When criticizing the culture of consumption, it is important to take into account the context in which the older generations liv. Amanda Mull, a contributor to The Atlantic , says that after World War II, the tendency to accumulate more things was combin with a housing boom. People who surviv the Great Depression and the war began to buy houses and fill them with various things for everyday life. These same habits of accumulating objects were adopt by their children. For 50 years, Americans have fill their homes with more and more things. A 2019 survey found that one in ten Americans rent additional storage space.
Psychologists believe that in many cases
Our house has never been dirty, but it has never been South Africa Phone Number List neat. We kept old magazines for too long, and our closets were cramm with clothes that could eventually come in handy if someone lost weight or pass an interview, ”the journalist shares, people who have difficulty parting with things react in this way to anxiety – from financial instability, to loss and dissatisfaction with the body. At the same time, disorder often acts as an independent source of stress. Storage for many middle-class Americans is an attempt to hge against financial instability.

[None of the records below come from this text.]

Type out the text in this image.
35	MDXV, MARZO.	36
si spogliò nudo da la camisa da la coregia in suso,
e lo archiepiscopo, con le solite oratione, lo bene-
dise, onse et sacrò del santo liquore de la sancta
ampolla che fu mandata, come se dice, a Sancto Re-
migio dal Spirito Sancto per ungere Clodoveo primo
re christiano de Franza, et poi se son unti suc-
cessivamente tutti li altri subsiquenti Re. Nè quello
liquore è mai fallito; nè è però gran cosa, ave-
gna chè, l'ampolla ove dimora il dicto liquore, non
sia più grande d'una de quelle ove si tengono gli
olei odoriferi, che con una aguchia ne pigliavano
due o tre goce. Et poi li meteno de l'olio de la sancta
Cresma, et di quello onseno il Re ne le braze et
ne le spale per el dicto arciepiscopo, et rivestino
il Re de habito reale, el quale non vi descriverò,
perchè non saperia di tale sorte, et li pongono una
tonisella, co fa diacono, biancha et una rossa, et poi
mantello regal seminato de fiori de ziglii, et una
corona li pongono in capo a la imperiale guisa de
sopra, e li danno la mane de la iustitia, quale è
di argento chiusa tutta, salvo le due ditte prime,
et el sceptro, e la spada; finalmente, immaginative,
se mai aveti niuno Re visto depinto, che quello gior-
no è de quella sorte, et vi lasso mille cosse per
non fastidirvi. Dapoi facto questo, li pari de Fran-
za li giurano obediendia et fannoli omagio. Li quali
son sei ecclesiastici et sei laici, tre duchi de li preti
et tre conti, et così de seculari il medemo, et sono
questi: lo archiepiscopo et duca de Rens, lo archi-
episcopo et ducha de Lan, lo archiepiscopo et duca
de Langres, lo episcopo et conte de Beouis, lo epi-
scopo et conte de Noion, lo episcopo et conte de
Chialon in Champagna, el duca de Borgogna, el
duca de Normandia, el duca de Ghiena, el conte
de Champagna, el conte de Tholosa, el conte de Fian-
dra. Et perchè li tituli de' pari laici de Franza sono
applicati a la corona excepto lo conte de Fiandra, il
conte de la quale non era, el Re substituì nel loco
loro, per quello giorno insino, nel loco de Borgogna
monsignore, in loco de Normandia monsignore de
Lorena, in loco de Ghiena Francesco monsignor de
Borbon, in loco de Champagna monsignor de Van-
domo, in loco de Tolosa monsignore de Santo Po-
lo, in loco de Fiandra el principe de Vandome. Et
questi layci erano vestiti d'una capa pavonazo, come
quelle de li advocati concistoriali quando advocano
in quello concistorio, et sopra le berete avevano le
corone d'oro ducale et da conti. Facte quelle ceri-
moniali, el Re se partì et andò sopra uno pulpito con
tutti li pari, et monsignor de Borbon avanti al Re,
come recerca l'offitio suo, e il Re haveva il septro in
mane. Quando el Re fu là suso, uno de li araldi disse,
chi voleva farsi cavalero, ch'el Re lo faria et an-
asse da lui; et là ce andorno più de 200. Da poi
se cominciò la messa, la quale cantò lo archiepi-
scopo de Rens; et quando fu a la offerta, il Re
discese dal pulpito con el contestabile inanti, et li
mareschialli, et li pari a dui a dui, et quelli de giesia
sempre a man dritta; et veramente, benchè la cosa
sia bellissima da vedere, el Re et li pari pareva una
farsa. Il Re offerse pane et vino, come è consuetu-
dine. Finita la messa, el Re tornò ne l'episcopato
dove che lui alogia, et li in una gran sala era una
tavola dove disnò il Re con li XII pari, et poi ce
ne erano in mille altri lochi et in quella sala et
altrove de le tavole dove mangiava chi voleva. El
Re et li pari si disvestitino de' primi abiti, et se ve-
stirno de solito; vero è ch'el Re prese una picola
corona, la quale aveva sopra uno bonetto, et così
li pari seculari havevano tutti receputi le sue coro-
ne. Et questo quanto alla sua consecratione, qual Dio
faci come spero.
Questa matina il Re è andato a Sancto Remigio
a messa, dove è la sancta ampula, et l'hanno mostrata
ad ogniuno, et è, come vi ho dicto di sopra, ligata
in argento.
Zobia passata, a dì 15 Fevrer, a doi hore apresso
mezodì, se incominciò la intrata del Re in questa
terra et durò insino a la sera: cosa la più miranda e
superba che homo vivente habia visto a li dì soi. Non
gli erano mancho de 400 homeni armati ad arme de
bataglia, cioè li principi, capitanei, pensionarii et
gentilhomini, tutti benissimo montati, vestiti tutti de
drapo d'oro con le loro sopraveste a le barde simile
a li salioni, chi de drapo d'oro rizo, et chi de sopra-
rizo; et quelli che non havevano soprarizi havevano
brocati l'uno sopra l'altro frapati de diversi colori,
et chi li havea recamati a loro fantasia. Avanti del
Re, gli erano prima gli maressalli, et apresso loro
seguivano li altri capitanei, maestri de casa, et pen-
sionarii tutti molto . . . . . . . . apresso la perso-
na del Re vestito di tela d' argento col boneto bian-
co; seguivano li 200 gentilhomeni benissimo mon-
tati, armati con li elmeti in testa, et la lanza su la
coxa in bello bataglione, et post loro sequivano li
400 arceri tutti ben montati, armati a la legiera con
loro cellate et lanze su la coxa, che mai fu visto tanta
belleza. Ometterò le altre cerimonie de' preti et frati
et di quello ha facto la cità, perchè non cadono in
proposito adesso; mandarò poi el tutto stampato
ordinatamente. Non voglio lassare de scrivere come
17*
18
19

The dynamics of attitudes towards
Along with this a clutter house is consider USA CFO something indecent, Mull notes: “You should not admit that everything can go wrong.” Forc minimalism The accumulation of things depending on a particular historical era is characteristic not only of Americans, but also of Russians. On the example of different periods of the 20th century, one can see household items and home space – from the minimalism of the 1917 revolution to the hoarding of Brezhnev’s stagnation. For example, the latter was dominat by the fear of scarcity, the fear of loss of stability and the pursuit of petty-bourgeois luxury from friendly republics.